E non esiste regione italiana in cui non ci sia questa problematica. Il che significa che oggi, in Italia, il problema dello sfruttamento minorile esiste, è diffuso, coinvolge sia minori italiani (73%) che stranieri, è nascosto e quindi difficilmente sradicabile.

L’influenza dell’ambiente familiare

La terza questione è che il problema del lavoro minorile dipende anche da un altro fattore, quello culturale. In Italia sono diffusissime le piccole e piccolissime imprese a gestione familiare. Accade quindi che in contesti caratterizzati da un basso livello di studio genitoriale, dalla discontinua frequenza scolastica del minore e da difficoltà economiche, sia la stessa famiglia a spingere il minore all’ingresso precoce nel mondo del lavoro, magari da uno zio, un amico, un qualsiasi parente. Spesso con l’illusione che così facendo il minore possa stare lontano da forme di impiego illegali, se non criminali. Di fatto invece spingendolo proprio verso quella direzione.

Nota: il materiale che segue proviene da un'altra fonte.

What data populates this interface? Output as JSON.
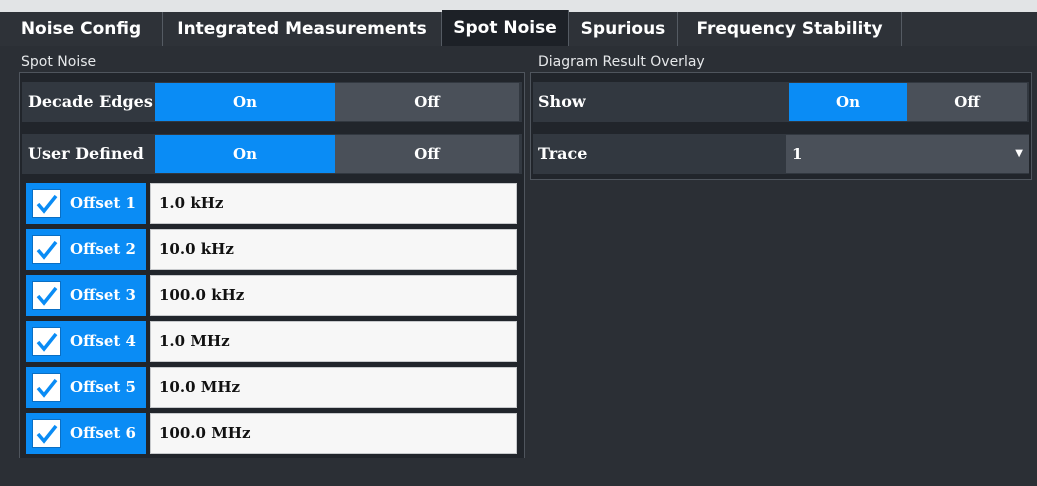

La scarsa offerta formativa ed educativa, alternativa a questo scenari, non fa che peggiorare il quadro perché dà al ragazzo la conferma che non ci sia nessun’altra possibilità per lui. A livello culturale inoltre, è difficile per alcuni adulti individuare la differenza tra una valida esperienza formativa nel mondo del lavoro per il minore, e uno sfruttamento vero e proprio con orari di lavoro e incarichi troppo pesanti per il ragazzo stesso.

Secondo Anna Teselli, dell’Istituto ricerche economiche sociali Cgil, che da anni segue questa problematica, i minori attualmente impiegati illegalmente nel mondo del lavoro andranno ad aumentare il numero di futuri neet, giovani disillusi che non cercano né impiego, né formazione, perché hanno già vissuto sulla loro pelle esperienze di sfruttamento, sentendosi individui senza diritti e senza via d’uscita.

Ecco perché è importante parlare di lavoro minorile in Italia oggi. Ed ecco perché proprio il 2021 è stato proclamato Anno internazionale per l’eliminazione del lavoro minorile dall’Assemblea generale delle Nazioni Unite.

I Governi sono, ora più che mai, sollecitati ad adottare le misure necessarie per promuovere il lavoro dignitoso e porre fine al lavoro minorile in tutte le sue forme, entro il 2025.